Il rappelle que le budget primitif 2007 s’établit globalement à la somme de 18 170 000 €. Il est en augmentation de 12,3% par rapport à celui de 2006.
C’est le budget le plus important de la mandature avec un montant des investissements le plus élevé à ce jour.
La section de fonctionnement s’équilibre à la somme de 9 600 000 € contre 8 460 000 € en 2006. Elle est en augmentation de 13,5%.
Un excédent antérieur reporté de l’année 2006, de 1 677 100 €, permet d’inscrire en dépenses un virement à la section d’investissement de 2 020 000 €. Cette performance est réalisée sans augmentation des impôts locaux et elle s’explique par les recettes versées à la commune au titre de la taxe additionnelle aux droits de mutation qui se sont élevées en 2006 à 2 136 000 €.
Les augmentations successives du coût du traitement de la tonne d’ordures ménagères : 39% en 2006, 11% en 2007, soit 50% de plus en 2 ans avec son corollaire une dépense supplémentaire de 100 000 € à tonnage constant, nous oblige à augmenter de 4% la taxe communale d’enlèvement des ordures ménagères qui devrait rapporter 35 000 € supplémentaires. En passant de 4,84% à 5,04% ce taux figure parmi les plus bas du département.
Ces recettes supplémentaires permettent de financer les dépenses de fonctionnement supplémentaires telles que :
- les frais de personnels en hausse de 8,5% et ce afin de mettre en place les moyens humains destinés à accroître l’efficacité des services publics rendus à la population ramatuelloise et touristique toujours plus exigeante ;
- l’amélioration de notre cadre de vie avec l’enfouissement des lignes électriques et téléphoniques chemin des Marres, de Camarat et du bd Patch ;
- la préservation de notre environnement avec la réhabilitation des terrains incendiés et de la piste des douanes ;
- le soutien au milieu associatif et au centre communal d’action sociale avec une augmentation des subventions.
Il faut noter une baisse des intérêts de l’annuité de 19 000 €
Un virement à la section d’investissement en hausse de 500 000 € permet de « couvrir » largement le capital de l’annuité qui s’élève à 691 400 € ce qui constitue un gage d’excellente santé financière.
L’annuité de la dette augmente légèrement de + 22 550 € soit 1% environ et l’encours de la dette augmente très légèrement de + 48 200 €.
La section d’investissement s’équilibre à la somme de 8 570 000 €. Elle est en augmentation de 10%.
La priorité de cette année 2007 porte sur la rénovation et l’embellissement de la voirie communale qui avec le boulevard Patch, la rue Victor Léon, le chemin du Phare de Camarat et divers autres travaux représente 50% des crédits.
* Les acquisitions foncières représentent 19% de l’enveloppe.
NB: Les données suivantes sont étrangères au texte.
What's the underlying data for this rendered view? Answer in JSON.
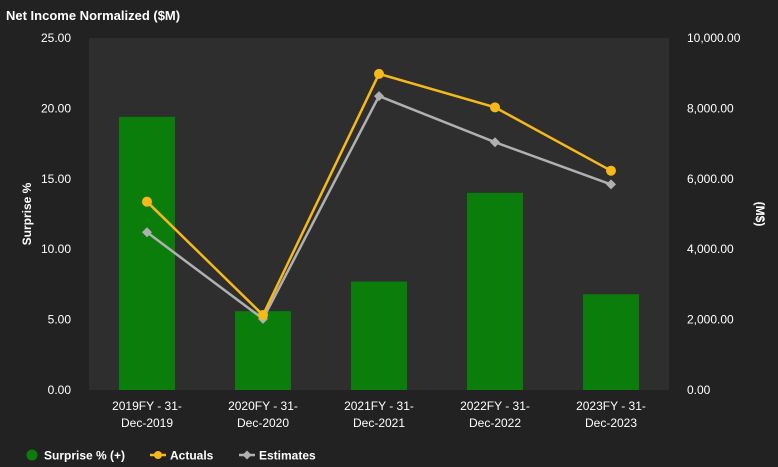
{
  "chart_data": {
    "type": "bar+line",
    "title": "Net Income Normalized ($M)",
    "categories": [
      [
        "2019FY - 31-",
        "Dec-2019"
      ],
      [
        "2020FY - 31-",
        "Dec-2020"
      ],
      [
        "2021FY - 31-",
        "Dec-2021"
      ],
      [
        "2022FY - 31-",
        "Dec-2022"
      ],
      [
        "2023FY - 31-",
        "Dec-2023"
      ]
    ],
    "left_axis": {
      "label": "Surprise %",
      "ylim": [
        0,
        25
      ],
      "ticks": [
        0,
        5,
        10,
        15,
        20,
        25
      ],
      "tick_labels": [
        "0.00",
        "5.00",
        "10.00",
        "15.00",
        "20.00",
        "25.00"
      ]
    },
    "right_axis": {
      "label": "(M$)",
      "ylim": [
        0,
        10000
      ],
      "ticks": [
        0,
        2000,
        4000,
        6000,
        8000,
        10000
      ],
      "tick_labels": [
        "0.00",
        "2,000.00",
        "4,000.00",
        "6,000.00",
        "8,000.00",
        "10,000.00"
      ]
    },
    "grid": false,
    "legend_position": "bottom-left",
    "series": [
      {
        "name": "Surprise % (+)",
        "type": "bar",
        "axis": "left",
        "color": "#0b7d0b",
        "values": [
          19.4,
          5.6,
          7.7,
          14.0,
          6.8
        ]
      },
      {
        "name": "Actuals",
        "type": "line",
        "axis": "right",
        "color": "#f6b91a",
        "marker": "circle",
        "values": [
          5350,
          2130,
          8980,
          8030,
          6230
        ]
      },
      {
        "name": "Estimates",
        "type": "line",
        "axis": "right",
        "color": "#b0b0b0",
        "marker": "diamond",
        "values": [
          4480,
          2020,
          8350,
          7040,
          5840
        ]
      }
    ]
  }
}
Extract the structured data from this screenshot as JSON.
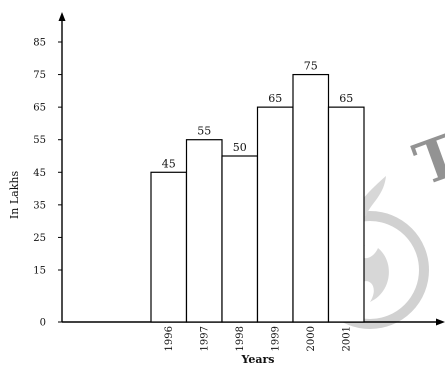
{
  "chart_data": {
    "type": "bar",
    "categories": [
      "1996",
      "1997",
      "1998",
      "1999",
      "2000",
      "2001"
    ],
    "values": [
      45,
      55,
      50,
      65,
      75,
      65
    ],
    "data_labels": [
      "45",
      "55",
      "50",
      "65",
      "75",
      "65"
    ],
    "y_ticks": [
      "0",
      "15",
      "25",
      "35",
      "45",
      "55",
      "65",
      "75",
      "85"
    ],
    "title": "",
    "xlabel": "Years",
    "ylabel": "In Lakhs",
    "ylim": [
      0,
      85
    ],
    "grid": false,
    "legend": "none",
    "bar_fill": "#ffffff",
    "bar_stroke": "#000000",
    "watermark": "T"
  }
}
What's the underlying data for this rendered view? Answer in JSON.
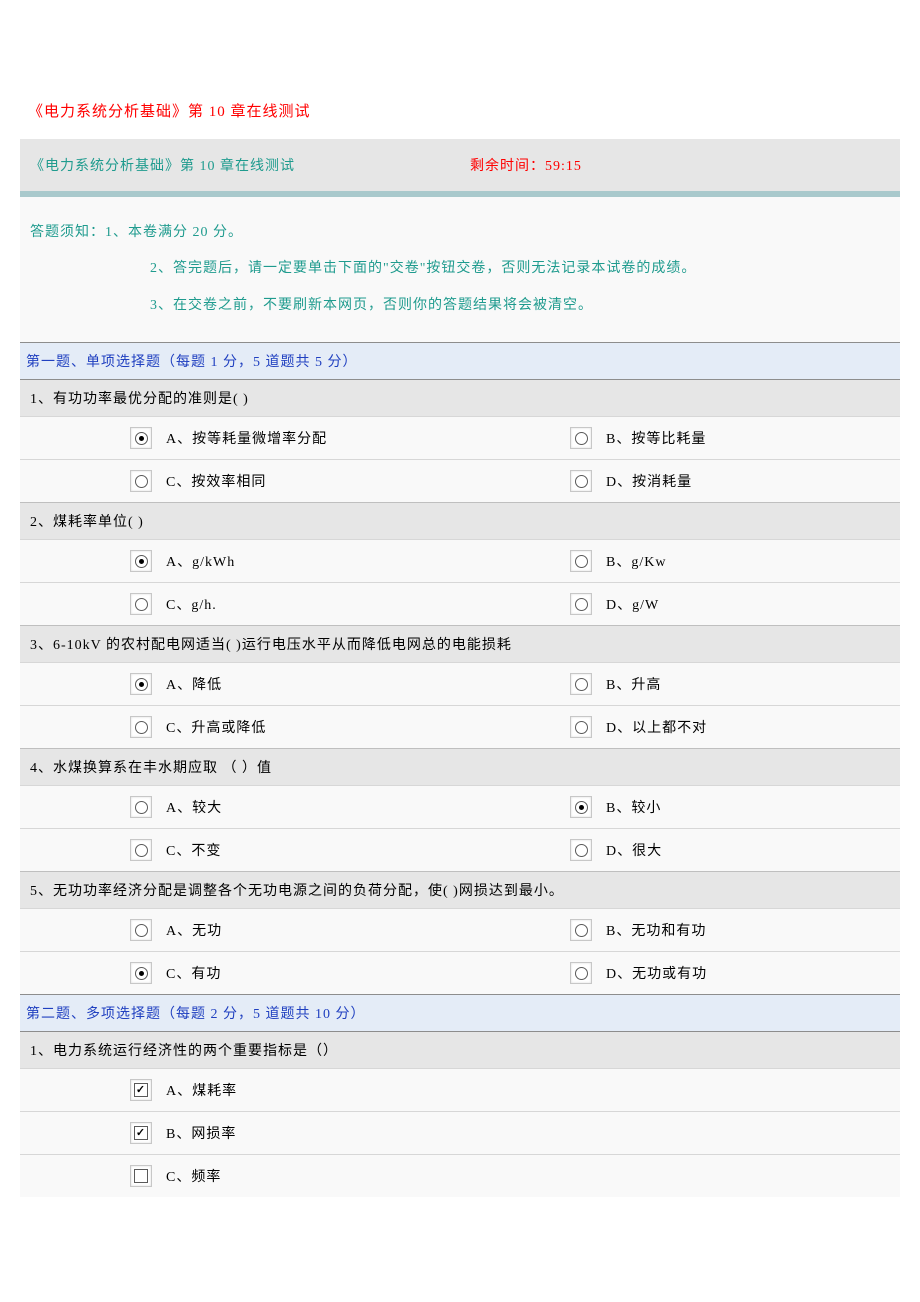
{
  "colors": {
    "title": "#ff0000",
    "teal_text": "#1f9b8e",
    "teal_bar": "#a9c9cc",
    "section_bg": "#e4ecf7",
    "section_text": "#2040c0",
    "grey_bg": "#e6e6e6",
    "light_bg": "#f9f9f9",
    "border": "#8d8d8d"
  },
  "doc_title": "《电力系统分析基础》第 10 章在线测试",
  "header": {
    "left": "《电力系统分析基础》第 10 章在线测试",
    "right": "剩余时间：59:15"
  },
  "instructions": {
    "line1": "答题须知：1、本卷满分 20 分。",
    "line2": "2、答完题后，请一定要单击下面的\"交卷\"按钮交卷，否则无法记录本试卷的成绩。",
    "line3": "3、在交卷之前，不要刷新本网页，否则你的答题结果将会被清空。"
  },
  "section1": {
    "title": "第一题、单项选择题（每题 1 分，5 道题共 5 分）",
    "questions": [
      {
        "stem": "1、有功功率最优分配的准则是( )",
        "options": [
          {
            "label": "A、按等耗量微增率分配",
            "selected": true
          },
          {
            "label": "B、按等比耗量",
            "selected": false
          },
          {
            "label": "C、按效率相同",
            "selected": false
          },
          {
            "label": "D、按消耗量",
            "selected": false
          }
        ]
      },
      {
        "stem": "2、煤耗率单位( )",
        "options": [
          {
            "label": "A、g/kWh",
            "selected": true
          },
          {
            "label": "B、g/Kw",
            "selected": false
          },
          {
            "label": "C、g/h.",
            "selected": false
          },
          {
            "label": "D、g/W",
            "selected": false
          }
        ]
      },
      {
        "stem": "3、6-10kV 的农村配电网适当( )运行电压水平从而降低电网总的电能损耗",
        "options": [
          {
            "label": "A、降低",
            "selected": true
          },
          {
            "label": "B、升高",
            "selected": false
          },
          {
            "label": "C、升高或降低",
            "selected": false
          },
          {
            "label": "D、以上都不对",
            "selected": false
          }
        ]
      },
      {
        "stem": "4、水煤换算系在丰水期应取 （ ）值",
        "options": [
          {
            "label": "A、较大",
            "selected": false
          },
          {
            "label": "B、较小",
            "selected": true
          },
          {
            "label": "C、不变",
            "selected": false
          },
          {
            "label": "D、很大",
            "selected": false
          }
        ]
      },
      {
        "stem": "5、无功功率经济分配是调整各个无功电源之间的负荷分配，使( )网损达到最小。",
        "options": [
          {
            "label": "A、无功",
            "selected": false
          },
          {
            "label": "B、无功和有功",
            "selected": false
          },
          {
            "label": "C、有功",
            "selected": true
          },
          {
            "label": "D、无功或有功",
            "selected": false
          }
        ]
      }
    ]
  },
  "section2": {
    "title": "第二题、多项选择题（每题 2 分，5 道题共 10 分）",
    "questions": [
      {
        "stem": "1、电力系统运行经济性的两个重要指标是（）",
        "options": [
          {
            "label": "A、煤耗率",
            "selected": true
          },
          {
            "label": "B、网损率",
            "selected": true
          },
          {
            "label": "C、频率",
            "selected": false
          }
        ]
      }
    ]
  }
}
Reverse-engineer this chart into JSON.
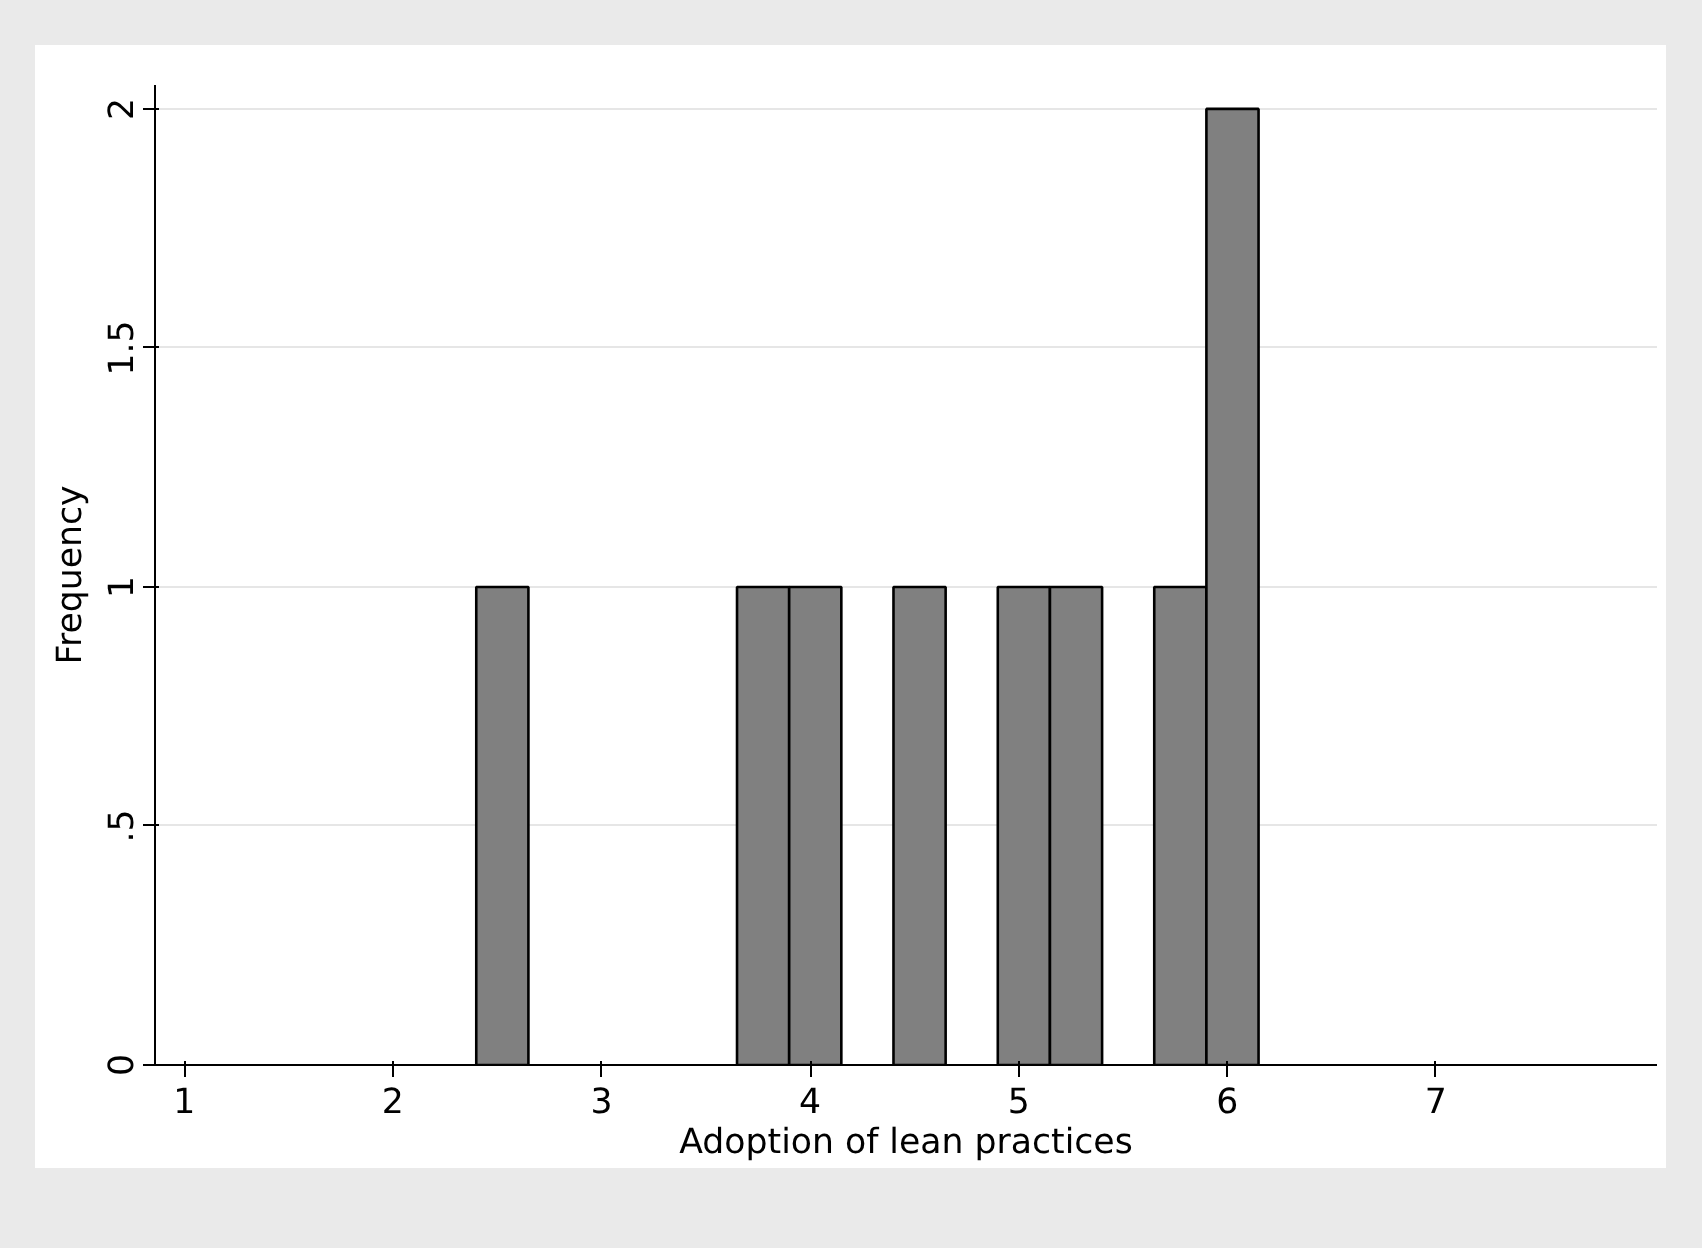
{
  "chart_data": {
    "type": "histogram",
    "xlabel": "Adoption of lean practices",
    "ylabel": "Frequency",
    "bins": [
      2.4,
      2.65,
      2.9,
      3.15,
      3.4,
      3.65,
      3.9,
      4.15,
      4.4,
      4.65,
      4.9,
      5.15,
      5.4,
      5.65,
      5.9,
      6.15
    ],
    "values": [
      1,
      0,
      0,
      0,
      0,
      1,
      1,
      0,
      1,
      0,
      1,
      1,
      0,
      1,
      2
    ],
    "color": "#808080",
    "xlim": [
      0.86,
      8.06
    ],
    "xticks": [
      1,
      2,
      3,
      4,
      5,
      6,
      7
    ],
    "ylim": [
      0,
      2.05
    ],
    "yticks": [
      0,
      {
        "value": 0.5,
        "label": ".5"
      },
      1,
      1.5,
      2
    ],
    "grid": "y"
  }
}
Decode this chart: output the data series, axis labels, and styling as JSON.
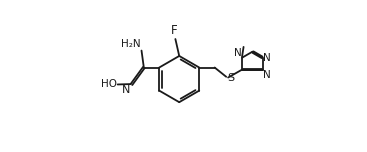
{
  "bg_color": "#ffffff",
  "line_color": "#1a1a1a",
  "lw": 1.3,
  "fs": 7.5,
  "figsize": [
    3.67,
    1.52
  ],
  "dpi": 100,
  "xlim": [
    0.0,
    3.67
  ],
  "ylim": [
    0.0,
    1.52
  ]
}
* Les travaux sur les bâtiments communaux tels que l’église, le cimetière, les logements communaux affectent 11% des crédits.
* La réhabilitation des ruisseaux du bassin versant de Pampelonne 1° et 2° tranche mobilise 5% des crédits.
* Les acquisitions de véhicules, mobilier, matériel et outillage pour les divers services communaux, l’office du tourisme et de la culture et les écoles demandent des inscriptions budgétaires représentant 4% des crédits.
* Le financement de diverses maîtrises d’œuvre portant sur de futures opérations telles que :
- la construction du centre technique municipal,
- la construction d’une chaudière à bois commune au groupe scolaire et aux logements du Papy Loft,
- la réhabilitation intérieure de l’espace culturel,
- la rénovation de deux logements en centre ville,
- la mise en œuvre du programme d’habitat mixte,
- la réhabilitation de la plage de Pampelonne.
Toutes ces opérations sont financées par :
- 47% d’autofinancement,
- 37% d’emprunt théorique car diminuant avec l’obtention de subventions de la Région et du Département,
- 16% de dotations et subventions.
La situation financière de la commune est saine. La capacité d’emprunt reste toujours aussi importante. La preuve : le taux de couverture de l’encours de la dette s’est élevé à 6,6 mois en 2006 contre 7,5 mois en 2005. Il devrait se situer à 7,2 mois en 2007 compte tenu d’une prévision d’emprunt réel de 1 400 000 €.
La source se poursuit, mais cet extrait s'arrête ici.